Meski masih ada proses administrasi, keputusan itu tetap dijalankan dan menjadi tanggung jawab Kepala Polda Sumbar. Dia tidak ingin persoalan ini memakan waktu lebih lama lagi, sehingga tak jadi masalah meski proses administrasi masih berjalan.
"Kita bayarkan langsung hari ini menggunakan dana lain dulu. Secara admintrasi tetap kita ikuti ketentuan peraturan perundang-undangan," kata kuasa hukum Iwan Muliyadi, Wengki Purwanto, menirukan ucapan Kepala Polda pada pertemuan tersebut.
Kepala Polda Sumbar menyampaikan permohonan maaf atas lambatnya pemenuhan putusan pengadilan. Dia juga memberi uang santunan atas nama pribadi kepada Iwan dengan harapan uang tersebut dapat bermanfaat.
ADVERTISEMENT
Kepala Polres Pasaman dan Kepala Polsek Kinali diperintahkan untuk terus memperhatikan kondisi Iwan. Kepala Polda Sumbar menyatakan bahwa Iwan dapat langsung menghubunginya jika ada sesuatu yang perlu disampaikan.

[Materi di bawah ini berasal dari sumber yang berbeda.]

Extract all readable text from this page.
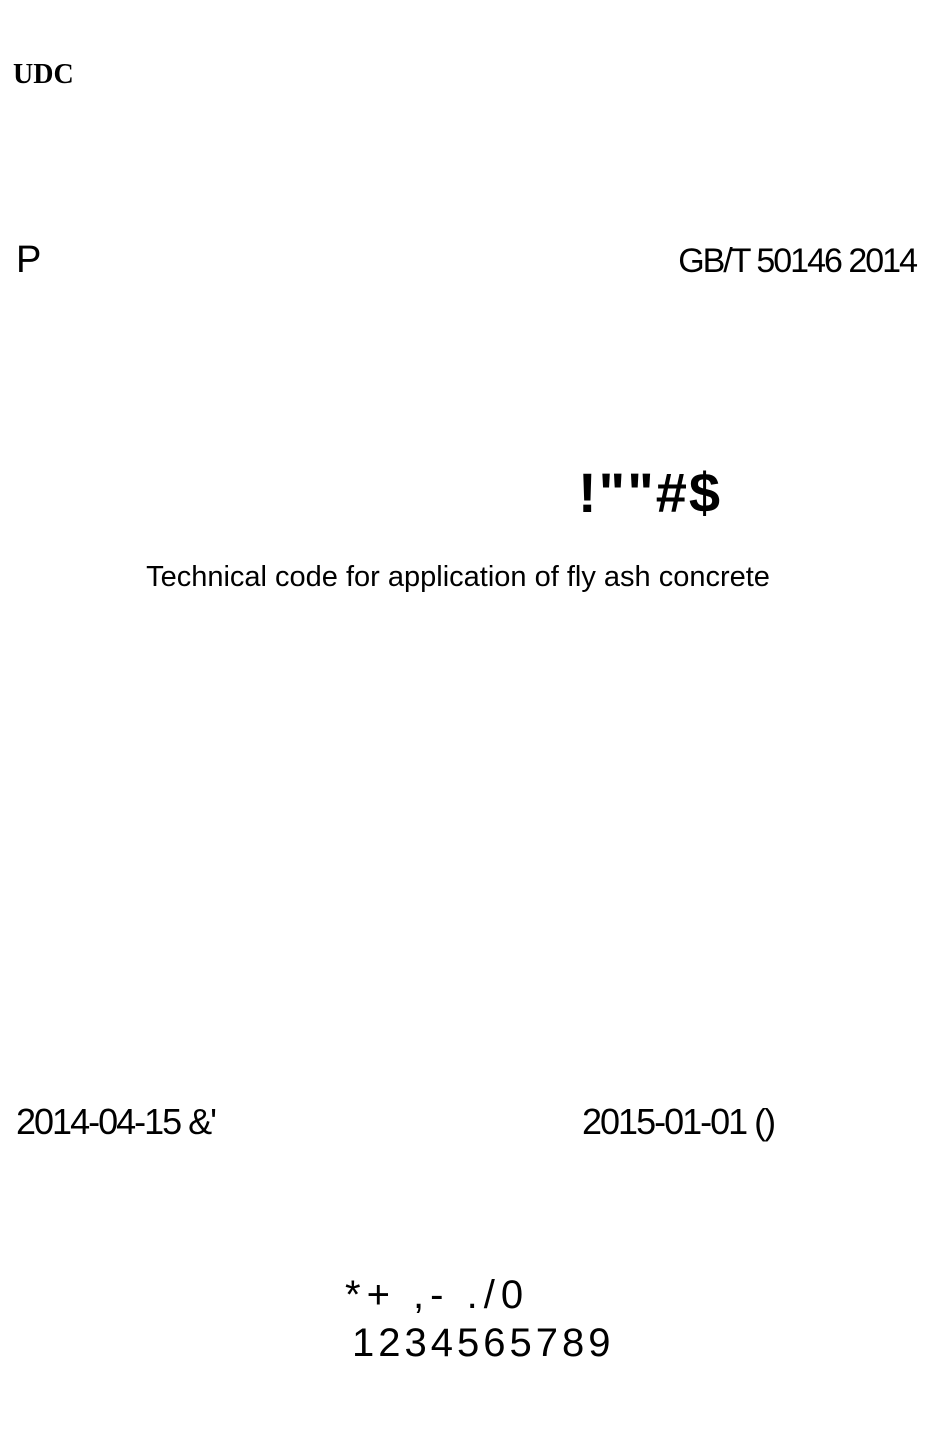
UDC
P	GB/T 50146 2014
!""#$
Technical code for application of fly ash concrete
2014-04-15 &'	2015-01-01 ()
*+ ,- ./0
1234565789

Kuasa hukum Iwan, Wengky Purwanto, mengapresiasi keputusan Kepala Polda Sumbar. Wengky menyatakan, kepastian hukum yang adil serta perlakuan yang sama di hadapan hukum adalah hak asasi manusia.
Tidak melaksanakan putusan pengadilan, kata Wengky, hanya akan memperpanjang pelanggaran HAM terhadap Iwan Muliyadi. (Irwanda)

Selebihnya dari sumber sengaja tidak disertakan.